Animated, outspoken, wild-eyed and bawdy, a maniac onstage and a scandal waiting to happen off, Penniman bridged the gap between racy “race music” and the raucous, embryonic sound that invented the idea of “teenagers.”
Ripped-off by record labels, too often downplayed in many a “History of Rock” account in book or film, does he finally get his due in Lisa Cortes’ new documentary, “Little Richard: I Am Everything?” Yes he does.
A tidal wave of all-star testimonials endorse the many ways he impacted the culture. The film samples the many times Richard himself made his case as that “originator and ARCHITECT” of the music form that lasted long enough to earn its own lavish Hall of Fame.
But historians, social scholars, gay icons and others also paint a picture of a seriously-conflicted figure whose Christian fundamentalism reared up repeatedly over the years.
The mercurial Richard left music, not far from his peak fame, to enroll in college to pursue his original vocation, preaching.
“I’m going to the Lord,” he said.
He came out of the closet, but would repudiate his sexuality and his music off and on in his later decades. The gay community side-eyed him every time he did, but people like Billy Porter appear here to express an understanding of the conflict that raged within a gay Black man of his era.
The veteran producer (“Precious”) and documentary director (“The Remix: Hip Hop X Fashion” and “All In: The Fight for Democracy”) Cortes tracks a life that began in working poverty, one of twelve children of a washerwoman and preacher/juke joint owner and sometime bootlegger. Pretty much from birth, the boy was different.
“MY daddy said ‘I wanted SEVEN sons and you’re MESSING that up!'”
We see who influenced him as a performer, from Sister Rosetta Tharpe to Lloyd Price and Billy Wright, the chitlin’ circuit drag act performer whom Richard borrowed from most freely. And then we hear, from the horses’ mouths, the rockers who borrowed from Richard — David Bowie and those lads from Liverpool whom Richard dragged to Hamburg, Germany with him.

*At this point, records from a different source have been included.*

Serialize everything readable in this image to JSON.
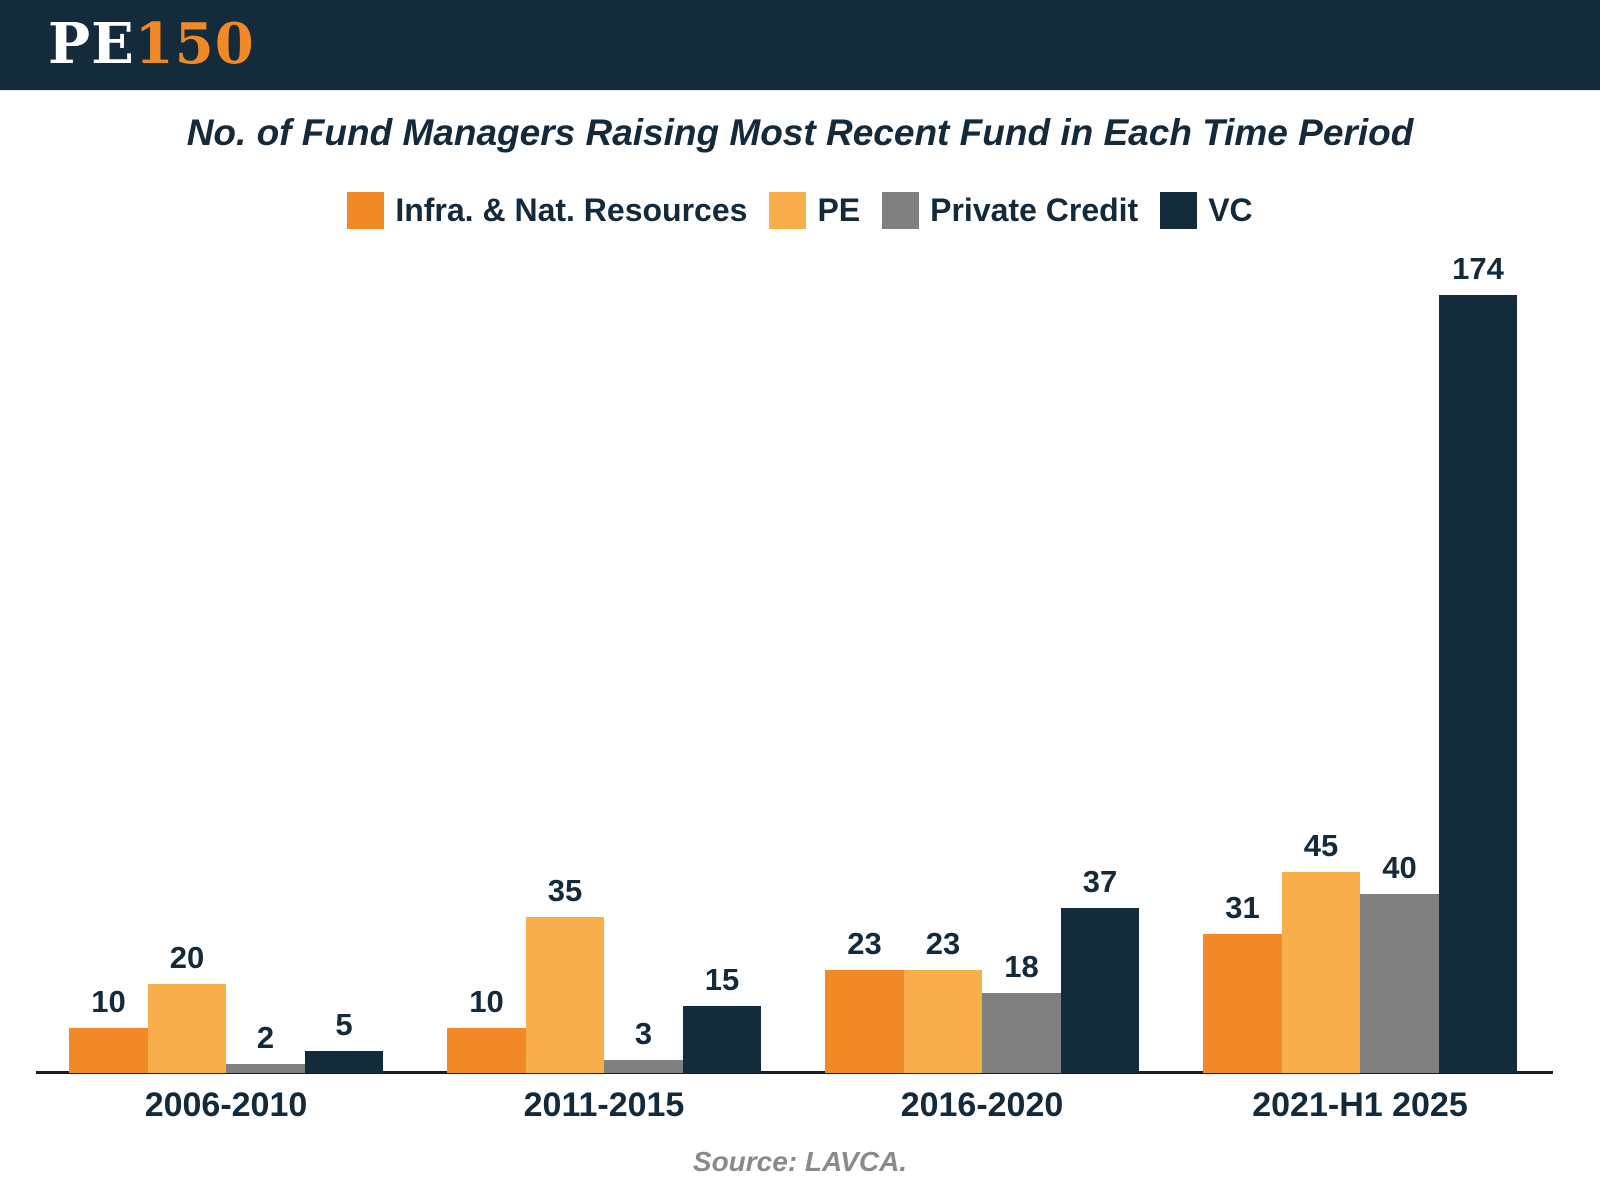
{
  "header": {
    "logo_pe": "PE",
    "logo_150": "150"
  },
  "chart_data": {
    "type": "bar",
    "title": "No. of Fund Managers Raising Most Recent Fund in Each Time Period",
    "categories": [
      "2006-2010",
      "2011-2015",
      "2016-2020",
      "2021-H1 2025"
    ],
    "series": [
      {
        "name": "Infra. & Nat. Resources",
        "color": "#F18A26",
        "values": [
          10,
          10,
          23,
          31
        ]
      },
      {
        "name": "PE",
        "color": "#F7AE4B",
        "values": [
          20,
          35,
          23,
          45
        ]
      },
      {
        "name": "Private Credit",
        "color": "#808080",
        "values": [
          2,
          3,
          18,
          40
        ]
      },
      {
        "name": "VC",
        "color": "#132B3A",
        "values": [
          5,
          15,
          37,
          174
        ]
      }
    ],
    "ylim": [
      0,
      174
    ],
    "grid": false,
    "legend_position": "top",
    "value_labels": true,
    "xlabel": "",
    "ylabel": ""
  },
  "source": "Source: LAVCA.",
  "colors": {
    "header_bg": "#132B3A",
    "text": "#14293A",
    "axis_line": "#1D1D1D",
    "source_text": "#8A8A8A",
    "logo_accent": "#F18A26"
  }
}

Paul McCartney watched his act, night after night, and emulated his “WOOOoooo” shrieks, and freely admits getting lessons on that. On tape, John Lennon remembers being “almost paralyzed with adoration” in his presence.
Richard launched a British tour with a show so over-the-top it started a riot. Even as fickle teen tastes changed, he did not and attracted adoring crowds to shows all through the ’60s.

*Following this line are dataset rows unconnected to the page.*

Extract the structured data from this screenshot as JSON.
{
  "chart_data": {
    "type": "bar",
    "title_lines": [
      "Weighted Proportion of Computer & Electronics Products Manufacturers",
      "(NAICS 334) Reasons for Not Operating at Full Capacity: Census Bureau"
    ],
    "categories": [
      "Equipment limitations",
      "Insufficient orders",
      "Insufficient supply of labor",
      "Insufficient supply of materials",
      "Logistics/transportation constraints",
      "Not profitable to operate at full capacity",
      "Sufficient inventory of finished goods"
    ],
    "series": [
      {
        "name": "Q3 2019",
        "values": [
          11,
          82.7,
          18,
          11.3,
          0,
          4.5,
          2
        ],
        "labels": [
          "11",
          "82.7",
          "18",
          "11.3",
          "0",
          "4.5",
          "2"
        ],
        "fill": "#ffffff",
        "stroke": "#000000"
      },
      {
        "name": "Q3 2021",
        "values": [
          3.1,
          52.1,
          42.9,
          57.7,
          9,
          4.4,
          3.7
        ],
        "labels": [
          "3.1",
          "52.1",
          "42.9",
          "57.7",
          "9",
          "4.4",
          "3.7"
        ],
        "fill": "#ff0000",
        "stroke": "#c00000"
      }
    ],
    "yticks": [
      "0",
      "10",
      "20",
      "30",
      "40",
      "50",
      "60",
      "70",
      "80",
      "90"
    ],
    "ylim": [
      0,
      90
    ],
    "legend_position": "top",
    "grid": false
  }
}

Scores of TV interviews are sampled, capturing his smiling outrageousness in all its glory — self-adoring, comically snapping “Shut UP” at interviewers and studio audiences that might not be as quick to accept his “beauty” and his ego at face value.
We learn about his unlikely culture-shifting rise to fame from childhood neighbors and relatives, and his lasting influence from Nona Hendryx, Tom Jones, Nile Rodgers and even John Waters.
“Little Richard’s mustache,” Baltimore enthusiast and gay filmmaker Waters gushes, “I wear TO THIS DAY in twisted tribute to him!”
In covering all the bases, the film’s energy can’t help but flag in the later acts. But Cortes has made an impressive music history that restores a “king” to his rightful place in rock royalty, one that acknowledges that everything outrageous about the music and the people who perform it, the stuff “your parents hated” about it, as Waters puts it, started with Little Richard Penniman.
Rating: unrated
Cast: Little Richard Penniman, Bo Didley, Nona Hendryx, Paul McCartney, Billy Porter, Tom Jones, Nile Rodgers and John Waters.
Credits: Directed by Lisa Cortes. A Magnolia/CNN Films release.